Estas três primas vivem hoje espalhadas pela Grande Lisboa, desde Loures até Mem-Martins, mas durante vários anos foram vizinhas de Odair no bairro 6 de maio, na Amadora, desmantelado em 2021. Quando lhes perguntamos se voltariam a esse tempo, a resposta é automática.

“Claro que sim. Éramos uma família. Estávamos muito mais seguros lá do que aqui, não acha?” – uma pergunta que parece dirigir-se aos desacatos dos últimos dias.

Para uns "um homem bom", para outros "um assaltante com faca"

No bairro do Zambujal, a narrativa é simples: Odair era um “homem de bem”, que acabou morto “injustamente pela polícia”.

Muitos dos jovens com quem vamos falando assinalam que o bairro “é dos bairros sociais mais calmos” e que “até nos podemos chatear todos uns com os outros – brancos, pretos e ciganos –, mas passado dois dias já está tudo bem”.

Quanto à polícia, dizem que “não há agente que aqui não seja respeitado” e descrevem que os conflitos se acentuaram nos últimos anos “quando os agentes mudaram e passaram a rodar muito e não nos conheciam”.

Todos rejeitam ter participado nos desacatos dos últimos dias, que “não ajudaram em nada”, e levantam até a hipótese de terem sido provocados por pessoas de outros bairros: “se eu tiver encapuçado e tu também, ninguém é identificado, não é?”.

Desde segunda-feira que estas fachadas ouvem todo o tipo de teorias sobre a morte de Odair Moniz. De forma geral, todos corroboram a notícia avançada pela CNN Portugal – o cozinheiro não estava armado e “o punhal estava dentro de uma bolsa no carro”. E a razão para abalroar três carros? “Estava bêbado, é o que a malta diz. Ele era boa gente, juro”.

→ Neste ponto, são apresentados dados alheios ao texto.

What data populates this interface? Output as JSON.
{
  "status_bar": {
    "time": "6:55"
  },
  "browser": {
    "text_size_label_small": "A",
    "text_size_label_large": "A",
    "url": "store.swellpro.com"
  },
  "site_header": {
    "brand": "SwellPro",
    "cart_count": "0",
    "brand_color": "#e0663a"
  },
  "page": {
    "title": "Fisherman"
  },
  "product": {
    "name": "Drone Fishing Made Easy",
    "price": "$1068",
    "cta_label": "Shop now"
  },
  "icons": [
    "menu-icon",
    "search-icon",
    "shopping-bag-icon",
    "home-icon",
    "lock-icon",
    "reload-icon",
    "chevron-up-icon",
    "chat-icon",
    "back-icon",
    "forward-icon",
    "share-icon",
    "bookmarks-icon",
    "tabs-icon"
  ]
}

Morte de Odair Moniz. Agentes da PSP negam ter sido ameaçados com faca

Uns 500 metros acima, a história que nos contam é diferente: "dizem que ele era santo, mas andava aí a roubar pessoas com uma faca há uns anos”.

No café Pérola de Alfragide, mesmo colado à esquadra da PSP de Alfragide, só se mantêm três clientes, a ver o Benfica-Feyenoord. A porta está aberta, mas as grades estão corridas. “Não é por causa do que aconteceu, mas porque já passou a hora de fecho”, conta-nos o dono.

O foco deixa de ser por alguns momentos os golos e passa a ser o dia-a-dia de quem vive à porta do bairro. Um dos clientes – nenhum se quis identificar – diz-nos que recebia “olhares desagradáveis, quando vive numa casa muito próxima deles durante três anos”, outro refere que “deviam era de vir cá nos outros dias, não só nestas alturas”.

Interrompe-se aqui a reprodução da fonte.